Disability Policy in the Contemporary Congress

 In The Politics of Autism, I discuss the congressional role in the issue.

I have an article at The Forum: "Disability Policy in the Contemporary Congress." Abstract:

The politics of disability policy in the contemporary Congress confirms the observation by James Curry and Frances Lee that lawmaking largely remains a process of bipartisan accommodation. Most major disability legislation since the 1970s has passed with bipartisan sponsorship and support. One reason is that the issue affects so many Americans, including members of Congress. There have been some exceptions to this bipartisan pattern, particularly when disability policy intersects with more contentious issues. And bipartisanship does not guarantee outcomes that are satisfactory to people with disabilities.

From the article:

Despite bipartisan support on Capitol Hill, the [Combating Autism Act of 2006] did arouse some controversy within the autism community. Self-advocates said that it focused too little on services and gave practically no attention to the needs of autistic adults.[55] They considered autism part of their identity and took offense at the notion that it was an enemy that “kidnapped” children. The Autism Self-Advocacy Network (ASAN) criticized the law’s title as “hurtful and stigmatizing,” and it launched a hashtag campaign, #StopCombatingMe. The self-advocates’ efforts had an effect: the 2014 reauthorization addressed some of their substantive concerns and gave the law a different name: the Autism Collaboration, Accountability, Research, Education, and Support Act, or the Autism CARES Act. Congressional Republicans did not complain that the title change was “politically correct.” They supported the reauthorization, which passed by voice vote in the House and unanimous consent in the Senate.[56]

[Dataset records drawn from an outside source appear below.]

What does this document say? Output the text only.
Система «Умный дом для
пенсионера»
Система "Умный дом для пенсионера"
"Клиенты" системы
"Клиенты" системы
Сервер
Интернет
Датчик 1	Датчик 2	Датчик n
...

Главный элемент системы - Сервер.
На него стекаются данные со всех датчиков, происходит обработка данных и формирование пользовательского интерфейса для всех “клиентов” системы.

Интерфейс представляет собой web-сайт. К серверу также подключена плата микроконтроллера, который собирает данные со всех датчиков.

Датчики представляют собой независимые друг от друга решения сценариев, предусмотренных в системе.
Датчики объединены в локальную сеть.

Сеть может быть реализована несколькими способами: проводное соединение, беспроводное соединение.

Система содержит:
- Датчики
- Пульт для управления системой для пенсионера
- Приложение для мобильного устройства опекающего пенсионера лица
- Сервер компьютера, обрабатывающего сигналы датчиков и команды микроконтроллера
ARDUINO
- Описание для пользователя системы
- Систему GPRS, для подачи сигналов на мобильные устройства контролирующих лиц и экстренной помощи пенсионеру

The story was similar with the next reauthorization. A press release put it this way: “U.S. Senators Mike Enzi, R-Wyo., and Bob Menendez, D-N.J., senior members of the Senate Finance Committee that sets national health policy, today applauded the unanimous, final passage of the Autism Coordination, Accountability, Research, Education and Support (CARES) Act of 2019 that, for the first time, considers the needs of individuals with autism spectrum disorder (ASD) well into adulthood and throughout their lifetime.”[57] Donald Trump tweeted out a photo showing his Sharpie signature on the bill, saying: “Today, I was proud to sign the Autism CARES Bill! We support research for Americans with Autism and their families. You are not forgotten, we are fighting for you!”[58] Just as he was acknowledging this achievement of the “shadow Congress,” the House was taking the first steps that would lead to his impeachment.


Despite notable exceptions, disability politics has mainly remained in the “shadow Congress,” where calm deliberation and bipartisanship are the norm. But “bipartisan” does not always mean “good.” Even when bills go through the normal legislative process without shouting and name-calling, the results may disappoint many stakeholders.

Such disappointment spans the range of programs affecting people with disabilities – especially IDEA. At least through 2023, as noted earlier, Congress has never approved “full funding” of the law: 40 percent of the average per pupil expenditure for special education. In many places, parents complain of inadequate support for their children. For decades, lawmakers have proposed legislation to meet the funding level that the 1975 bill had promised. One obvious problem is cost. In 2021, the National Education Association estimated that the funding gap stood at about $36 billion.[84] And even meeting that mark might not be enough. Recent research suggests that the distribution of federal special education funds has become more inequitable across states.[85] Accordingly, Congress would need to consider funding formulas, not just aggregate spending.